Sometimes, we need to be understanding and forgiving towards others instead of criticising or correcting them, especially when we lack adequate virtue or do not have a close relationship with them. Forgiving others is a virtue. If we are the ones who are in the wrong, we would want others to forgive us as well. However, if you keep forgiving yourself and lack self-awareness and self-reflection, you will continue to slack and make mistakes. On the contrary, it is not good to keep blaming yourself all the time as you may end up developing an inferiority complex and a low self-esteem.
With regards to the content of speech, the Buddha said, "If you know that something is harmful and untrue, then don't say it. If it is beneficial to others but not true, don't say it. If it is harmful but true, don't say it, too. Even if it is something beneficial and true, you must still say it to the right person at the right time.” Therefore, although what you wish to say is something very sensible, it must still be said at the right time in the right situation, then it will be considered “wondrous Dharma”. Otherwise, even if you are expounding a great teaching, all your efforts will be futile.
Over complimenting others amounts to flattery as it is not entirely true, and flattery is one form of negative speech karma. But sometimes, we may speak carelessly of others and end up being oblivious to our own mistakes as we only talk about others’ flaws. And if we are too quick and direct with our words, we may sound harsh and hurtful, which puts others off.
A wise person will always think before he speaks and will not rush to be the first to speak. Some people like to say whatever that crosses their mind. This shows their desire to be acknowledged and valued. If a person does not seek to earn respect from others by genuinely contributing his efforts, and merely seeks others’ attention by voicing out his views, he will appear self-centred and sink into an egotistic attitude.
It is better to speak less words than more, and better still to speak positively.
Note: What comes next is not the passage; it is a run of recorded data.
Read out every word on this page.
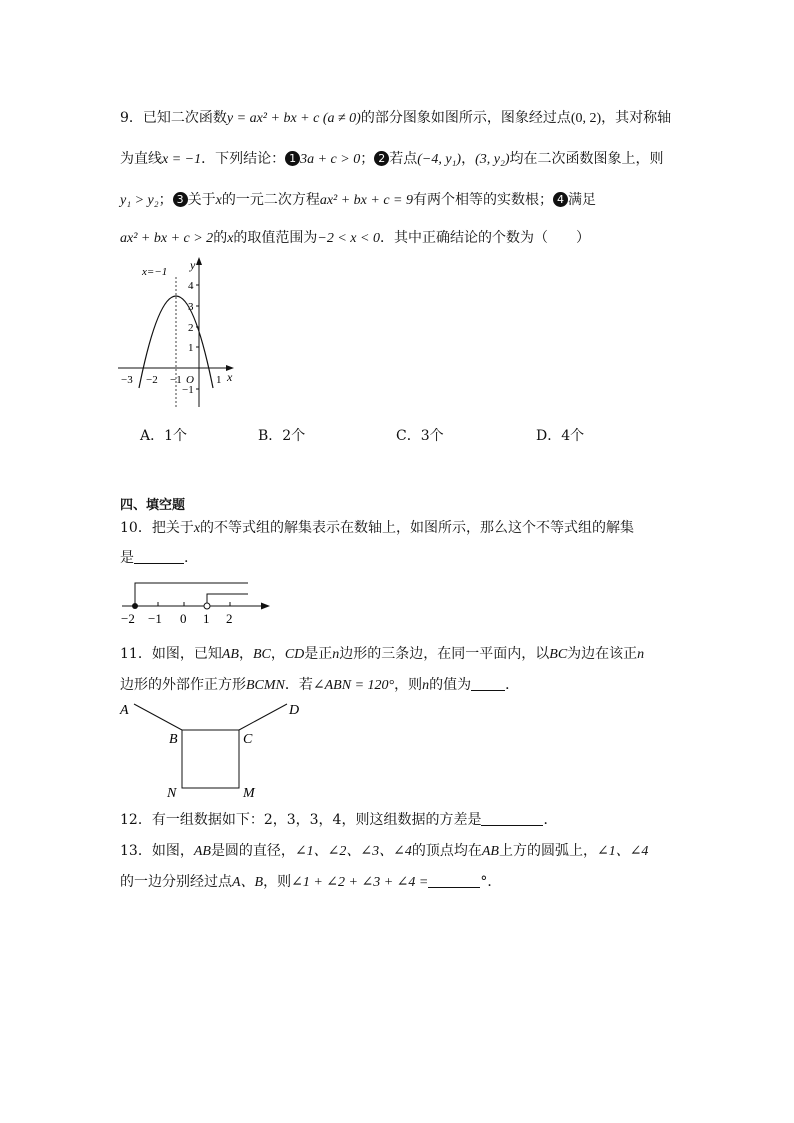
9．已知二次函数y = ax² + bx + c (a ≠ 0)的部分图象如图所示，图象经过点(0, 2)，其对称轴
为直线x = −1．下列结论： 1 3a + c > 0； 2 若点(−4, y₁)，(3, y₂)均在二次函数图象上，则
y₁ > y₂； 3 关于x的一元二次方程ax² + bx + c = 9有两个相等的实数根； 4 满足
ax² + bx + c > 2的x的取值范围为−2 < x < 0．其中正确结论的个数为（　　）
y
x
4
3
2
1
−1
−3 −2 −1 O 1
x=−1
A．1个	B．2个	C．3个	D．4个
四、填空题
10．把关于x的不等式组的解集表示在数轴上，如图所示，那么这个不等式组的解集
是	.
−2 −1 0 1 2
11．如图，已知AB，BC，CD是正n边形的三条边，在同一平面内，以BC为边在该正n
边形的外部作正方形BCMN．若∠ABN = 120°，则n的值为 ．
A
B	C
D
N	M
12．有一组数据如下：2，3，3，4，则这组数据的方差是	．
13．如图，AB是圆的直径，∠1、∠2、∠3、∠4的顶点均在AB上方的圆弧上，∠1、∠4
的一边分别经过点A、B，则∠1 + ∠2 + ∠3 + ∠4 =	°．
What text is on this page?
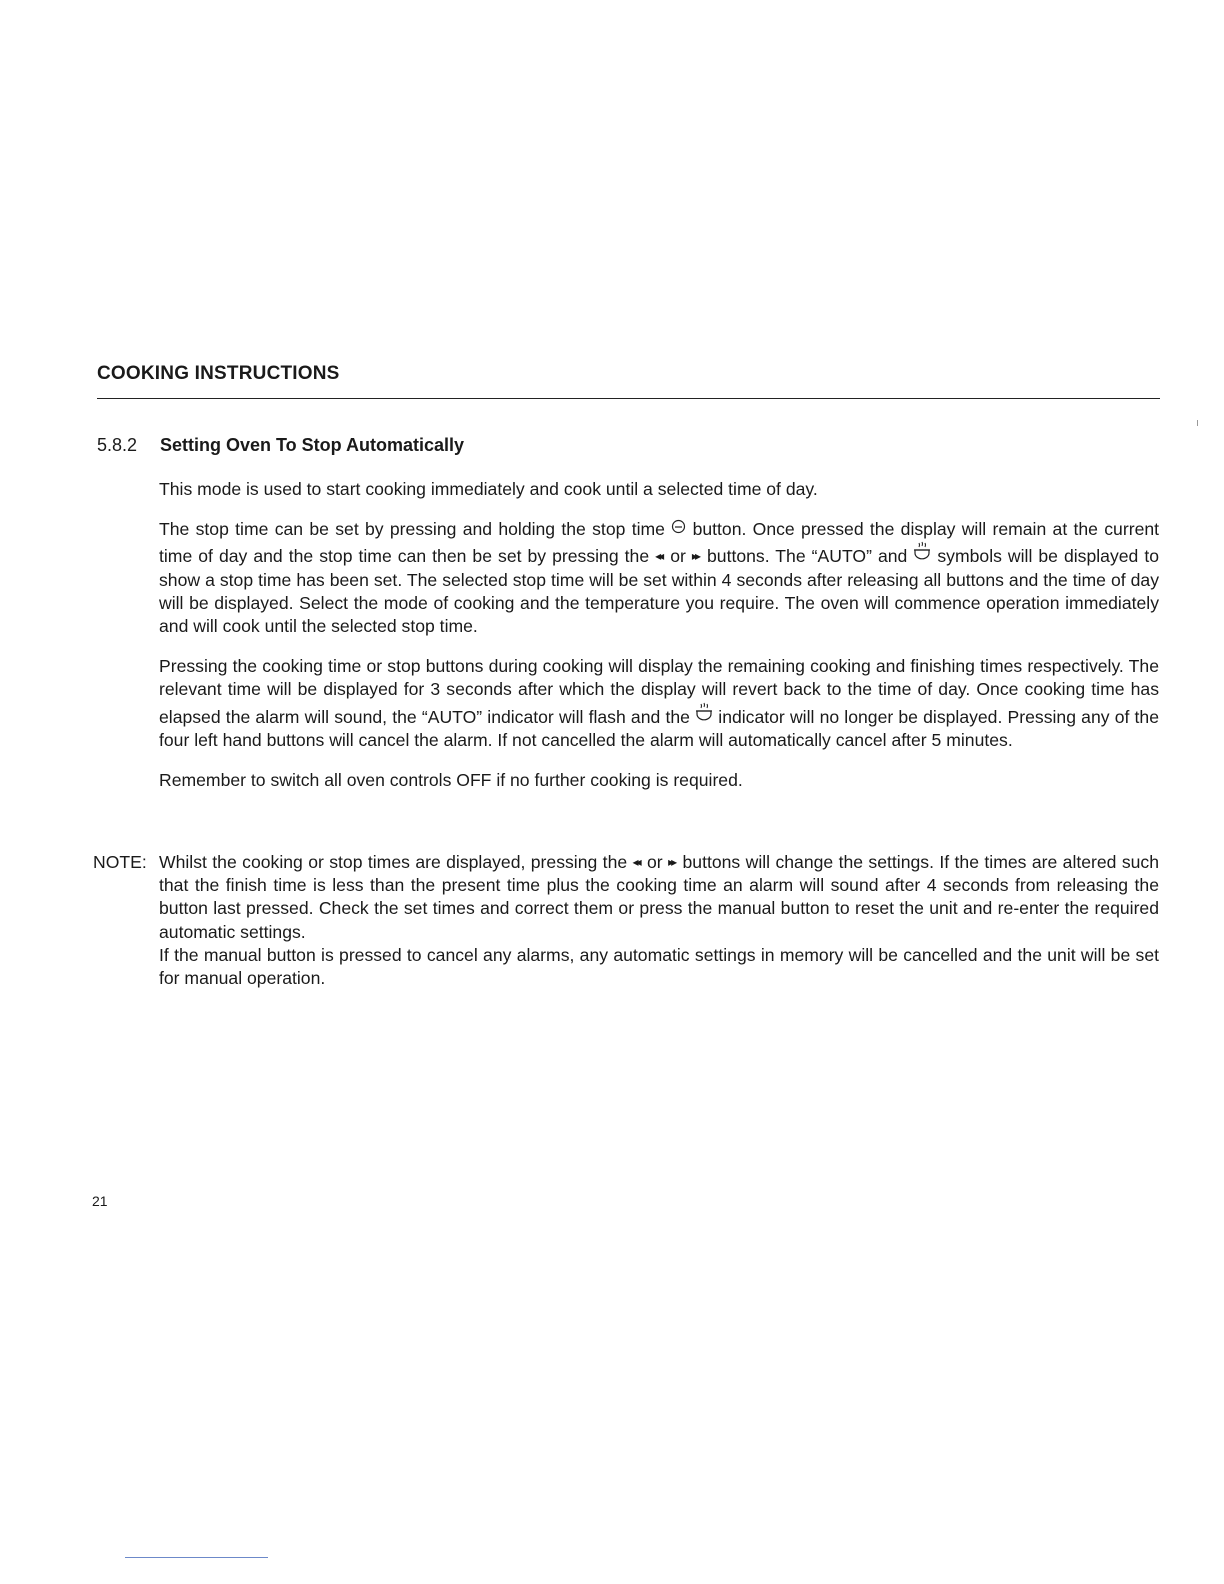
COOKING INSTRUCTIONS
5.8.2 Setting Oven To Stop Automatically

This mode is used to start cooking immediately and cook until a selected time of day.

The stop time can be set by pressing and holding the stop time button. Once pressed the display will remain at the current time of day and the stop time can then be set by pressing the ◂◂ or ▸▸ buttons. The “AUTO” and symbols will be displayed to show a stop time has been set. The selected stop time will be set within 4 seconds after releasing all buttons and the time of day will be displayed. Select the mode of cooking and the temperature you require. The oven will commence operation immediately and will cook until the selected stop time.

Pressing the cooking time or stop buttons during cooking will display the remaining cooking and finishing times respectively. The relevant time will be displayed for 3 seconds after which the display will revert back to the time of day. Once cooking time has elapsed the alarm will sound, the “AUTO” indicator will flash and the indicator will no longer be displayed. Pressing any of the four left hand buttons will cancel the alarm. If not cancelled the alarm will automatically cancel after 5 minutes.

Remember to switch all oven controls OFF if no further cooking is required.

NOTE: Whilst the cooking or stop times are displayed, pressing the ◂◂ or ▸▸ buttons will change the settings. If the times are altered such that the finish time is less than the present time plus the cooking time an alarm will sound after 4 seconds from releasing the button last pressed. Check the set times and correct them or press the manual button to reset the unit and re-enter the required automatic settings.

If the manual button is pressed to cancel any alarms, any automatic settings in memory will be cancelled and the unit will be set for manual operation.

21
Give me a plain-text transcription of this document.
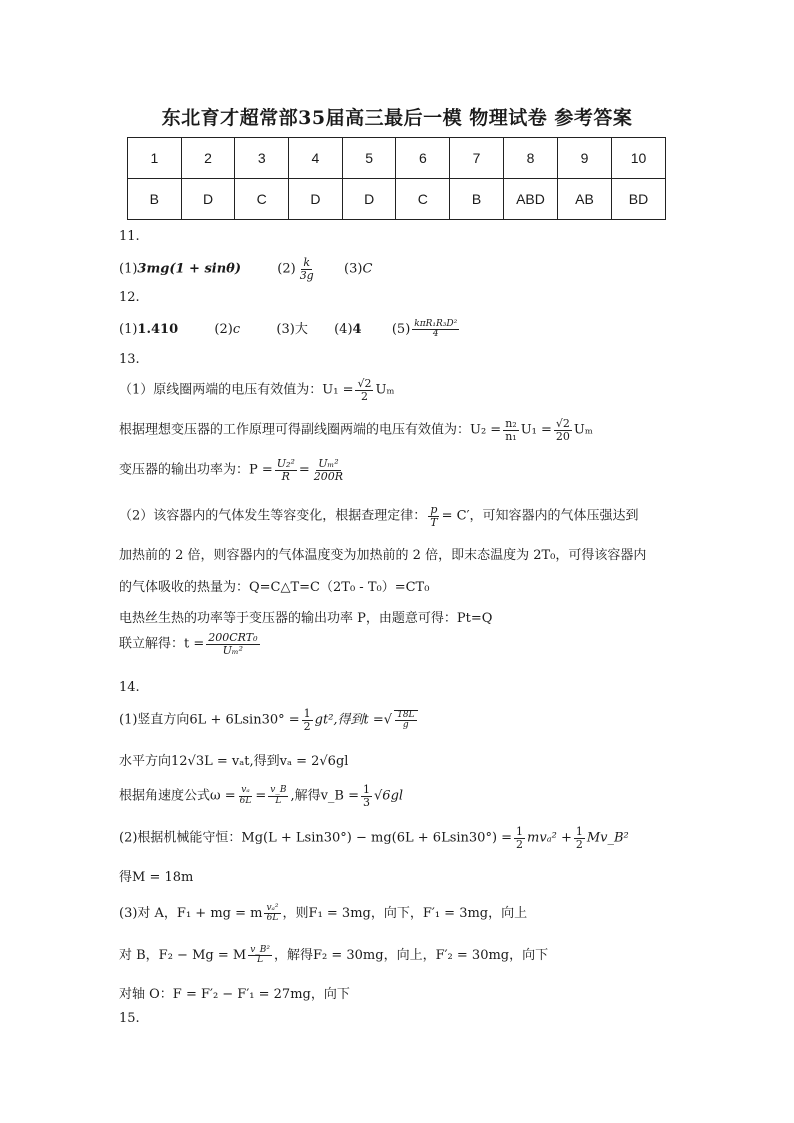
东北育才超常部35届高三最后一模 物理试卷 参考答案
1	2	3	4	5	6	7	8	9	10
B	D	C	D	D	C	B	ABD	AB	BD
11.
(1)3mg(1 + sinθ)	$(2) \frac{k}{3g} (3)C$
12.
(1)1.410	(2)c	(3)大 (4)4 $(5) \frac{\text{kπR₁R₃D²}}{4}$
13.
（1）原线圈两端的电压有效值为：$U_1 = \frac{√2}{2}$ Uₘ
根据理想变压器的工作原理可得副线圈两端的电压有效值为：$U_2 = \frac{\text{n₂}}{\text{n₁}} U_1 = \frac{√2}{20}$ Uₘ
变压器的输出功率为：$P = \frac{\text{U₂²}}{R} = \frac{\text{Uₘ²}}{200R}$
（2）该容器内的气体发生等容变化，根据查理定律： $\frac{p}{T} = C'$，可知容器内的气体压强达到
加热前的 2 倍，则容器内的气体温度变为加热前的 2 倍，即末态温度为 2T₀，可得该容器内
的气体吸收的热量为：Q=C△T=C（2T₀ - T₀）=CT₀
电热丝生热的功率等于变压器的输出功率 P，由题意可得：Pt=Q
联立解得：$t = \frac{\text{200CRT₀}}{\text{Uₘ²}}$
14.
(1)竖直方向$6L + 6Lsin30^\circ = \frac{1}{2} gt^2$,得到t =√ $\frac{18L}{g}$
水平方向12√3L = vₐt,得到vₐ = 2√6gl
根据角速度公式$\omega = \frac{\text{vₐ}}{6L} = \frac{v\_B}{L}$ ,解得v_B = $\frac{1}{3} √6gl$
(2)根据机械能守恒：$Mg(L + Lsin30^\circ) - mg(6L + 6Lsin30^\circ) = \frac{1}{2} mv_a^2 + \frac{1}{2}$ Mv_B²
得M = 18m
(3)对 A，F₁ + mg = m $\frac{\text{vₐ²}}{6L}$ ，则F₁ = 3mg，向下，F′₁ = 3mg，向上
对 B，F₂ − Mg = M $\frac{\text{v\_B²}}{L}$ ，解得F₂ = 30mg，向上，F′₂ = 30mg，向下
对轴 O：F = F′₂ − F′₁ = 27mg，向下
15.
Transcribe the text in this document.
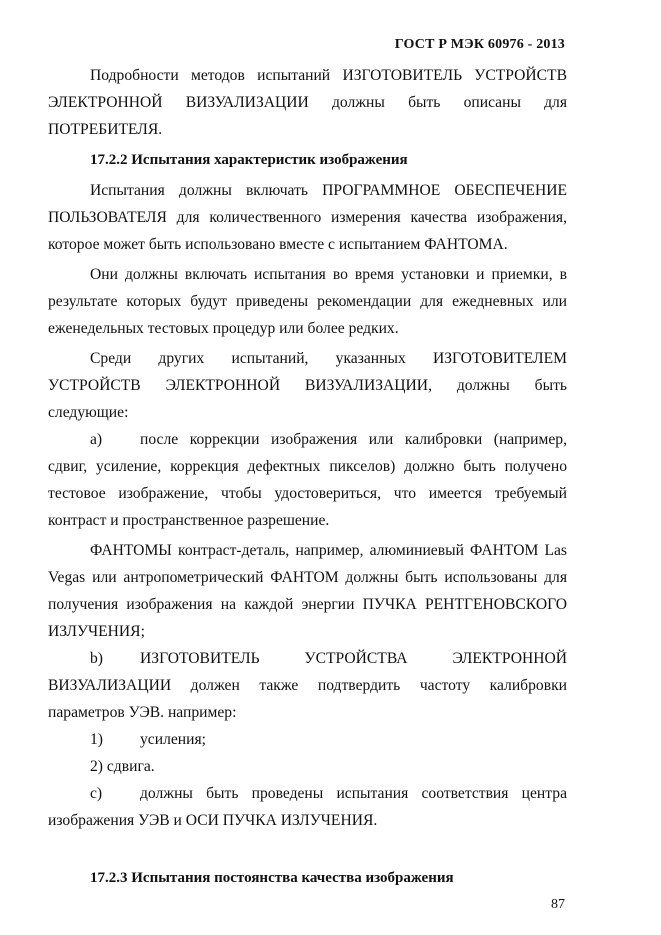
ГОСТ Р МЭК 60976 - 2013

Подробности методов испытаний ИЗГОТОВИТЕЛЬ УСТРОЙСТВ ЭЛЕКТРОННОЙ ВИЗУАЛИЗАЦИИ должны быть описаны для ПОТРЕБИТЕЛЯ.

17.2.2 Испытания характеристик изображения

Испытания должны включать ПРОГРАММНОЕ ОБЕСПЕЧЕНИЕ ПОЛЬЗОВАТЕЛЯ для количественного измерения качества изображения, которое может быть использовано вместе с испытанием ФАНТОМА.

Они должны включать испытания во время установки и приемки, в результате которых будут приведены рекомендации для ежедневных или еженедельных тестовых процедур или более редких.

Среди других испытаний, указанных ИЗГОТОВИТЕЛЕМ УСТРОЙСТВ ЭЛЕКТРОННОЙ ВИЗУАЛИЗАЦИИ, должны быть следующие:

a) после коррекции изображения или калибровки (например, сдвиг, усиление, коррекция дефектных пикселов) должно быть получено тестовое изображение, чтобы удостовериться, что имеется требуемый контраст и пространственное разрешение.

ФАНТОМЫ контраст-деталь, например, алюминиевый ФАНТОМ Las Vegas или антропометрический ФАНТОМ должны быть использованы для получения изображения на каждой энергии ПУЧКА РЕНТГЕНОВСКОГО ИЗЛУЧЕНИЯ;

b) ИЗГОТОВИТЕЛЬ УСТРОЙСТВА ЭЛЕКТРОННОЙ ВИЗУАЛИЗАЦИИ должен также подтвердить частоту калибровки параметров УЭВ. например:

1) усиления;

2) сдвига.

c) должны быть проведены испытания соответствия центра изображения УЭВ и ОСИ ПУЧКА ИЗЛУЧЕНИЯ.

17.2.3 Испытания постоянства качества изображения
87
But it is more important to be able to speak tactfully than to just speak positively. Speaking is an art which requires wits and tact. Be mindful when you speak, and be careful with your words. In fact sometimes, it is even better to remain silent, as the saying goes, “Silence is golden”. Being silent is also a mark of elegance and dignity.
From a Buddhist point of view, all true principles cannot be explained or expressed in words and are conveyed without speaking. Truths are unspoken words, and leading by example does not require words. Indeed, there is so much we can learn from the art of speaking alone.